まるで禅問答のようなヒツジの箱のくだりは、なかなかくすぐる。何度描いてもヒツジの絵に満足してくれない王子にぼくは箱の絵を描いてこう言う。「きみのヒツジはこの中にいるよ」
一休さんの「将軍さま、絵の中のトラを追い出して下さい。さすれば私がトラを縄で縛って差し上げます」みたいな。
花の言うことは聞いてはいけないんだよ。ただ眺めて、香りを楽しんでいればいいんだ。(p.45)
むやみに触れるとトゲが刺さるんだよ。
キツネがこんなこと言ってた。
「じゃ秘密を言うよ。簡単なことなんだ−−−ものは心で見る。肝心なことは目では見えない」(p.104)
「きみがバラのために費やした時間の分だけ、バラはきみにとって大事なんだ」(p.104)

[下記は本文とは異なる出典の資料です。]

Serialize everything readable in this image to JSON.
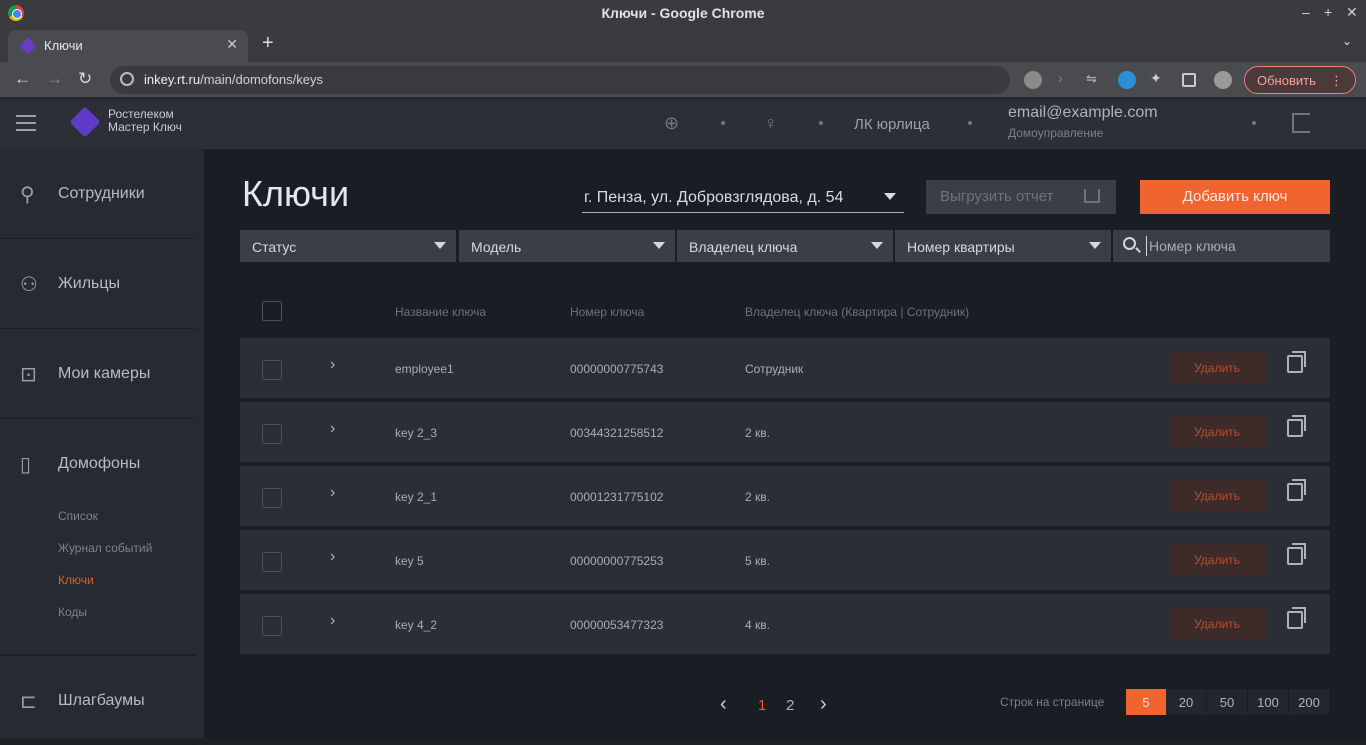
{
  "browser": {
    "window_title": "Ключи - Google Chrome",
    "tab_title": "Ключи",
    "url_host": "inkey.rt.ru",
    "url_path": "/main/domofons/keys",
    "update_label": "Обновить"
  },
  "header": {
    "logo_line1": "Ростелеком",
    "logo_line2": "Мастер Ключ",
    "lk_label": "ЛК юрлица",
    "email": "email@example.com",
    "org": "Домоуправление"
  },
  "sidebar": {
    "items": [
      {
        "label": "Сотрудники",
        "icon": "user-icon"
      },
      {
        "label": "Жильцы",
        "icon": "users-icon"
      },
      {
        "label": "Мои камеры",
        "icon": "camera-icon"
      },
      {
        "label": "Домофоны",
        "icon": "intercom-icon"
      },
      {
        "label": "Шлагбаумы",
        "icon": "barrier-icon"
      }
    ],
    "subitems": [
      "Список",
      "Журнал событий",
      "Ключи",
      "Коды"
    ],
    "active_subitem": "Ключи"
  },
  "main": {
    "title": "Ключи",
    "address": "г. Пенза, ул. Добровзглядова, д. 54",
    "export_label": "Выгрузить отчет",
    "add_label": "Добавить ключ",
    "filters": [
      "Статус",
      "Модель",
      "Владелец ключа",
      "Номер квартиры"
    ],
    "search_placeholder": "Номер ключа"
  },
  "table": {
    "columns": [
      "Название ключа",
      "Номер ключа",
      "Владелец ключа (Квартира | Сотрудник)"
    ],
    "delete_label": "Удалить",
    "rows": [
      {
        "name": "employee1",
        "number": "00000000775743",
        "owner": "Сотрудник"
      },
      {
        "name": "key 2_3",
        "number": "00344321258512",
        "owner": "2 кв."
      },
      {
        "name": "key 2_1",
        "number": "00001231775102",
        "owner": "2 кв."
      },
      {
        "name": "key 5",
        "number": "00000000775253",
        "owner": "5 кв."
      },
      {
        "name": "key 4_2",
        "number": "00000053477323",
        "owner": "4 кв."
      }
    ]
  },
  "pagination": {
    "pages": [
      "1",
      "2"
    ],
    "current_page": "1",
    "rows_per_page_label": "Строк на странице",
    "rows_per_page_options": [
      "5",
      "20",
      "50",
      "100",
      "200"
    ],
    "rows_per_page_selected": "5"
  },
  "colors": {
    "accent": "#f0642f",
    "background": "#1a1d23",
    "row": "#2a2e35"
  }
}
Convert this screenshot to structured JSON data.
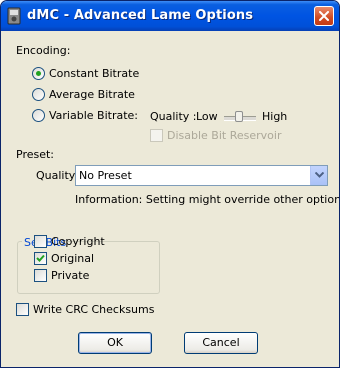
{
  "window": {
    "title": "dMC - Advanced Lame Options"
  },
  "encoding": {
    "label": "Encoding:",
    "constant_bitrate": "Constant Bitrate",
    "average_bitrate": "Average Bitrate",
    "variable_bitrate": "Variable Bitrate:",
    "selected": "constant_bitrate",
    "quality_label": "Quality :",
    "quality_low": "Low",
    "quality_high": "High",
    "disable_bit_reservoir": "Disable Bit Reservoir"
  },
  "preset": {
    "label": "Preset:",
    "quality_label": "Quality",
    "selected_value": "No Preset",
    "information": "Information: Setting might override other options"
  },
  "set_bits": {
    "title": "Set Bits",
    "copyright": {
      "label": "Copyright",
      "checked": false
    },
    "original": {
      "label": "Original",
      "checked": true
    },
    "private": {
      "label": "Private",
      "checked": false
    }
  },
  "write_crc": {
    "label": "Write CRC Checksums",
    "checked": false
  },
  "buttons": {
    "ok": "OK",
    "cancel": "Cancel"
  },
  "colors": {
    "titlebar": "#0054e3",
    "dialog_bg": "#ece9d8",
    "groupbox_title": "#0046d5",
    "radio_dot": "#21a121"
  }
}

「人間たちはこういう真理を忘れてる」「でもきみは忘れちゃいけない。飼い慣らしたものには、いつだって、きみは責任がある。きみは、きみのバラに責任がある…」
すべてにおいて、それに関わってしまったり、繋がってしまったり、つまり、「飼い慣らして」しまったら、そのことに対する責任がある。逃げてはダメなんだ。結果が良かろうが悪かろうが全うするべきなんだ。それに費やした時間こそが大切なんだ。